In summer 1912 he published his last book, The Mental Food, a collection of 43 verses and one poem. But then his health deteriorated. In spite of this, he found energy to write for the new literature magazine Añ and the democratic newspaper Qoyaş (The Sun), edited by Fatix Əmirxan. As Əmirxan was paralyzed, they stayed in neighboring rooms of the Amur Hotel, where the editorial board was situated. In the first days of 1913 he wrote The Frost, a witty poem depicting how Kazaners of different social classes behave during frost. The next notable poem was devoted to the 300th anniversary of the Romanov dynasty. The poem was rather panegyrical, as was the vulgar-sociological critique of the early 1920s, based on this poem, proclaimed Tuqay to be a pan-Islamist and Tsarist. However, the end of the verse is written not about Tsar's dynasty, but about internationalism within Russian and eternal friendship of Tatars and Russians.

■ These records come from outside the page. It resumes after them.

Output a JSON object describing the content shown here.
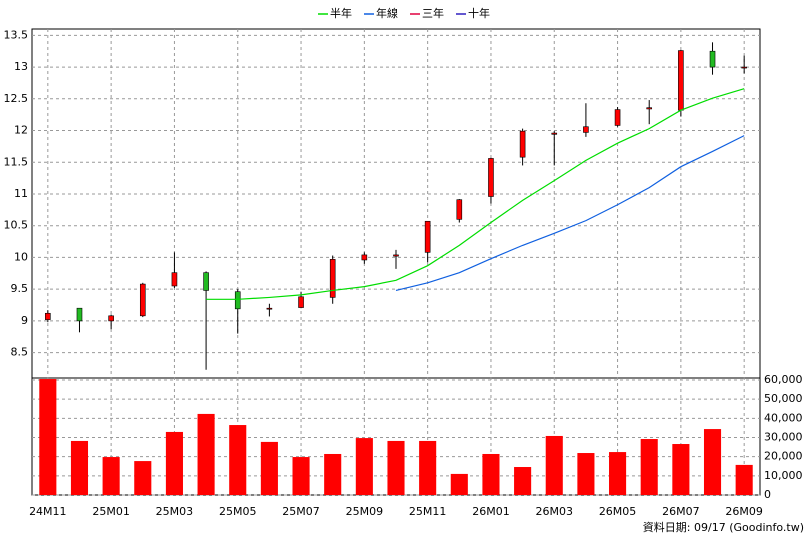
{
  "chart_data": {
    "type": "candlestick",
    "categories": [
      "24M11",
      null,
      "25M01",
      null,
      "25M03",
      null,
      "25M05",
      null,
      "25M07",
      null,
      "25M09",
      null,
      "25M11",
      null,
      "26M01",
      null,
      "26M03",
      null,
      "26M05",
      null,
      "26M07",
      null,
      "26M09"
    ],
    "open": [
      9.02,
      9.2,
      9.0,
      9.08,
      9.55,
      9.76,
      9.46,
      9.2,
      9.21,
      9.37,
      9.96,
      10.02,
      10.08,
      10.6,
      10.96,
      11.58,
      11.94,
      11.97,
      12.08,
      12.34,
      12.32,
      13.25,
      13.0
    ],
    "high": [
      9.17,
      9.2,
      9.1,
      9.6,
      10.08,
      9.78,
      9.5,
      9.27,
      9.46,
      10.03,
      10.08,
      10.12,
      10.57,
      10.92,
      11.57,
      12.03,
      11.99,
      12.43,
      12.37,
      12.48,
      13.27,
      13.39,
      13.18
    ],
    "low": [
      8.98,
      8.82,
      8.87,
      9.06,
      9.52,
      8.23,
      8.8,
      9.07,
      9.2,
      9.27,
      9.9,
      9.82,
      9.92,
      10.55,
      10.85,
      11.45,
      11.45,
      11.9,
      12.06,
      12.1,
      12.22,
      12.88,
      12.9
    ],
    "close": [
      9.12,
      9.0,
      9.08,
      9.58,
      9.76,
      9.48,
      9.19,
      9.2,
      9.38,
      9.97,
      10.04,
      10.04,
      10.57,
      10.91,
      11.56,
      11.99,
      11.96,
      12.06,
      12.33,
      12.36,
      13.26,
      13.0,
      13.0
    ],
    "up_color": "#ff0000",
    "down_color": "#22bb22",
    "ylim": [
      8.1,
      13.6
    ],
    "yticks": [
      8.5,
      9,
      9.5,
      10,
      10.5,
      11,
      11.5,
      12,
      12.5,
      13,
      13.5
    ],
    "grid": true,
    "series": [
      {
        "name": "半年",
        "color": "#00dd00",
        "values": [
          null,
          null,
          null,
          null,
          null,
          9.34,
          9.34,
          9.37,
          9.41,
          9.48,
          9.54,
          9.64,
          9.87,
          10.19,
          10.55,
          10.9,
          11.21,
          11.53,
          11.8,
          12.03,
          12.32,
          12.51,
          12.66
        ]
      },
      {
        "name": "年線",
        "color": "#1060e0",
        "values": [
          null,
          null,
          null,
          null,
          null,
          null,
          null,
          null,
          null,
          null,
          null,
          9.48,
          9.6,
          9.76,
          9.98,
          10.19,
          10.38,
          10.58,
          10.83,
          11.1,
          11.43,
          11.67,
          11.92
        ]
      },
      {
        "name": "三年",
        "color": "#e00040",
        "values": [
          null,
          null,
          null,
          null,
          null,
          null,
          null,
          null,
          null,
          null,
          null,
          null,
          null,
          null,
          null,
          null,
          null,
          null,
          null,
          null,
          null,
          null,
          null
        ]
      },
      {
        "name": "十年",
        "color": "#3020c0",
        "values": [
          null,
          null,
          null,
          null,
          null,
          null,
          null,
          null,
          null,
          null,
          null,
          null,
          null,
          null,
          null,
          null,
          null,
          null,
          null,
          null,
          null,
          null,
          null
        ]
      }
    ],
    "volume": {
      "type": "bar",
      "color": "#ff0000",
      "values": [
        60500,
        28200,
        19800,
        17700,
        32900,
        42300,
        36500,
        27700,
        19800,
        21400,
        29700,
        28200,
        28200,
        11000,
        21400,
        14600,
        30800,
        21900,
        22400,
        29200,
        26600,
        34400,
        15700
      ],
      "y2lim": [
        0,
        60000
      ],
      "y2ticks": [
        0,
        {
          "value": 10000,
          "label": "10,000"
        },
        {
          "value": 20000,
          "label": "20,000"
        },
        {
          "value": 30000,
          "label": "30,000"
        },
        {
          "value": 40000,
          "label": "40,000"
        },
        {
          "value": 50000,
          "label": "50,000"
        },
        {
          "value": 60000,
          "label": "60,000"
        }
      ]
    }
  },
  "footer": "資料日期: 09/17 (Goodinfo.tw)"
}
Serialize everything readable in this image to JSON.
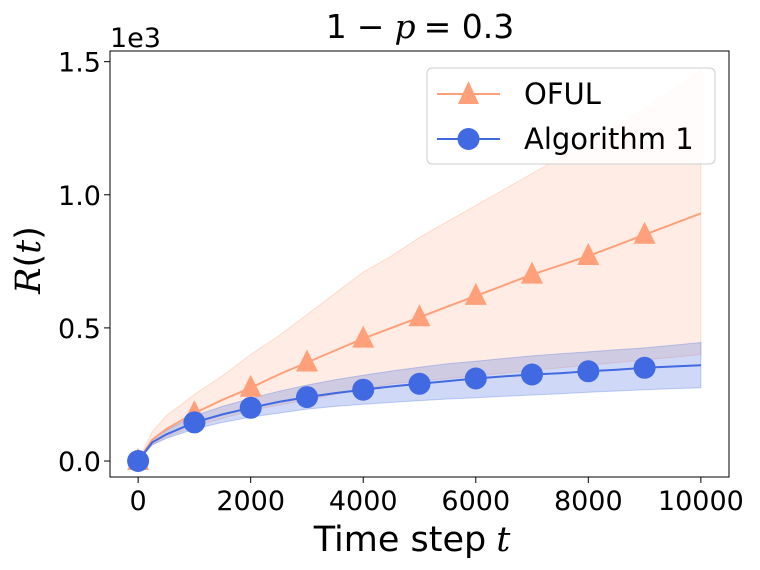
{
  "chart_data": {
    "type": "line",
    "title_parts": {
      "a": "1",
      "minus": "−",
      "p": "p",
      "eq": "= 0.3"
    },
    "title": "1 − p = 0.3",
    "xlabel": "Time step t",
    "xlabel_parts": {
      "text": "Time step",
      "var": "t"
    },
    "ylabel": "R(t)",
    "ylabel_parts": {
      "R": "R",
      "open": "(",
      "t": "t",
      "close": ")"
    },
    "y_offset_text": "1e3",
    "xlim": [
      -500,
      10500
    ],
    "ylim": [
      -0.06,
      1.54
    ],
    "x_ticks": [
      0,
      2000,
      4000,
      6000,
      8000,
      10000
    ],
    "x_tick_labels": [
      "0",
      "2000",
      "4000",
      "6000",
      "8000",
      "10000"
    ],
    "y_ticks": [
      0.0,
      0.5,
      1.0,
      1.5
    ],
    "y_tick_labels": [
      "0.0",
      "0.5",
      "1.0",
      "1.5"
    ],
    "legend_position": "top-right",
    "series": [
      {
        "name": "OFUL",
        "color": "#FFA07A",
        "marker": "triangle",
        "x": [
          0,
          250,
          500,
          1000,
          1500,
          2000,
          2500,
          3000,
          3500,
          4000,
          4500,
          5000,
          5500,
          6000,
          6500,
          7000,
          7500,
          8000,
          8500,
          9000,
          9500,
          10000
        ],
        "mean": [
          0.0,
          0.08,
          0.12,
          0.18,
          0.23,
          0.275,
          0.325,
          0.37,
          0.415,
          0.46,
          0.5,
          0.54,
          0.58,
          0.62,
          0.66,
          0.7,
          0.735,
          0.77,
          0.81,
          0.85,
          0.89,
          0.93
        ],
        "lower": [
          0.0,
          0.06,
          0.09,
          0.13,
          0.16,
          0.19,
          0.21,
          0.23,
          0.25,
          0.27,
          0.29,
          0.3,
          0.31,
          0.32,
          0.33,
          0.34,
          0.35,
          0.36,
          0.37,
          0.38,
          0.39,
          0.4
        ],
        "upper": [
          0.0,
          0.11,
          0.17,
          0.25,
          0.32,
          0.4,
          0.47,
          0.55,
          0.63,
          0.71,
          0.77,
          0.84,
          0.9,
          0.96,
          1.02,
          1.08,
          1.14,
          1.2,
          1.26,
          1.32,
          1.39,
          1.47
        ],
        "marker_x": [
          0,
          1000,
          2000,
          3000,
          4000,
          5000,
          6000,
          7000,
          8000,
          9000
        ],
        "marker_y": [
          0.0,
          0.18,
          0.275,
          0.37,
          0.46,
          0.54,
          0.62,
          0.7,
          0.77,
          0.85
        ]
      },
      {
        "name": "Algorithm 1",
        "color": "#4169E1",
        "marker": "circle",
        "x": [
          0,
          250,
          500,
          1000,
          1500,
          2000,
          2500,
          3000,
          3500,
          4000,
          4500,
          5000,
          5500,
          6000,
          6500,
          7000,
          7500,
          8000,
          8500,
          9000,
          9500,
          10000
        ],
        "mean": [
          0.0,
          0.07,
          0.1,
          0.145,
          0.175,
          0.2,
          0.222,
          0.24,
          0.255,
          0.268,
          0.28,
          0.29,
          0.3,
          0.31,
          0.318,
          0.325,
          0.33,
          0.337,
          0.343,
          0.35,
          0.355,
          0.36
        ],
        "lower": [
          0.0,
          0.06,
          0.085,
          0.12,
          0.145,
          0.165,
          0.18,
          0.195,
          0.205,
          0.213,
          0.22,
          0.227,
          0.233,
          0.238,
          0.243,
          0.248,
          0.253,
          0.258,
          0.263,
          0.268,
          0.272,
          0.275
        ],
        "upper": [
          0.0,
          0.08,
          0.115,
          0.17,
          0.205,
          0.235,
          0.262,
          0.285,
          0.305,
          0.322,
          0.338,
          0.352,
          0.365,
          0.375,
          0.385,
          0.395,
          0.403,
          0.41,
          0.418,
          0.425,
          0.435,
          0.445
        ],
        "marker_x": [
          0,
          1000,
          2000,
          3000,
          4000,
          5000,
          6000,
          7000,
          8000,
          9000
        ],
        "marker_y": [
          0.0,
          0.145,
          0.2,
          0.24,
          0.268,
          0.29,
          0.31,
          0.325,
          0.337,
          0.35
        ]
      }
    ]
  }
}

On 26 February 1913, Ğabdulla Tuqay was hospitalized due to a severe case of tuberculosis. Even in the Klyachkinskaya hospital he never stopped writing poems for Tatar newspapers and magazines. Those poems were both social and philosophical. In March he wrote his literary testament, The First Deed after the Awakening. In hospital Tuqay became interested in Tolstoy's legacy again, devoting to him two verses. He read more about Volga Bulgaria's history as well as all Kazan periods.
On 15 April of the same year, Ğabdulla Tuqay died at the age of 26 and was buried in Tatar cemetery.

==Legacy==
Despite the denial of Tuqay's genius during the early Soviet years, he soon became known as the greatest Tatar poet. His name transcended across the arts, with the Tatar State Symphony Orchestra dedicated to Tuqay's name. During the Soviet rule his most cited were his social poems, whereas now the most popular are poems about Tatarstan nature, Tatar national culture, music, history and, of course, the Tatar language. 26 April, his birthday, is celebrated as The Day of Tatar Language, and his poem İ, Tuğan tel (Oh My Mother Tongue!) is the unofficial hymn of the Tatar language.

In 2019 Kazan International Airport was renamed to commemorate Ğabdulla Tuqay.

One of the most famous works after Almaz Monasypov, "In the rhythms of Tuqay" (1975) (Тукай аһәңнәре, В ритмах Тукая) is written on Tuqay's poems.

Mintimer Shaymiev, the former President of Tatarstan, remembers Tuqay as follows: "Holding A. Pushkin and M. Lermontov, classics of the high Russian literature, as his teachers and using his poetic language, Tuqay managed to bring to the Tatars timeless cultural values that join and unite our nations. Over one hundred years since first Tuqay's works were published his poetry has become the treasure of not only Tatar and Russian but also world culture".

Professor Michael Friedrich: "Tatar literature was a model for other Russia’s Turkic nations too. Even poets Abai and Gafur Gulom were idolized with implied reference to Tuqay. Russia’s Turkic nations perceived Russian and European literature through interaction with the Tatars".

== Tuğan tel ==
Tuğan tel
İ tuğan tel, i matur tel, ətkəm-ənkəmneñ tele!
Dönyada küp nərsə beldem sin tuğan tel arqılı.
İñ elek bu tel belən ənkəm bişektə köyləgən,
 Annarı tönnər buyı əbkəm xikəyət söyləgən.
 İ tuğan tel! Hərwaqıtta yərdəmeñ berlən sineñ,
 Keçkenədən añlaşılğan şatlığım, qayğım minem.
İ tuğan tel! Sində bulğan iñ elek qıylğan doğam:
Yarlıqağıl, dip, üzem һəm ətkəm-ənkəmne, Xodam!»

"Oh My Mother Tongue!"
Oh, beloved native language
Oh, enchanting mother tongue!
You enabled my search for knowledge
Of the world, since I was young

As a child, when I was sleepless
Mother sung me lullabies
And my grandma told me stories
Through the night, to shut my eyes

Oh, my tongue! You have been always
My support in grief and joy
Understood and cherished fondly
Since I was a little boy

In my tongue, I learned with patience
To express my faith and say:
"Oh, Creator! Bless my parents
Take, Allah, my sins away!"

Tuğan tel (Bulat Şəymi, 2024).

Tuğan tel ("Mother Tongue"), a.k.a. İ Tuğan tel, by Ğabdulla Tuqay, is an iconic Tatar poem-song.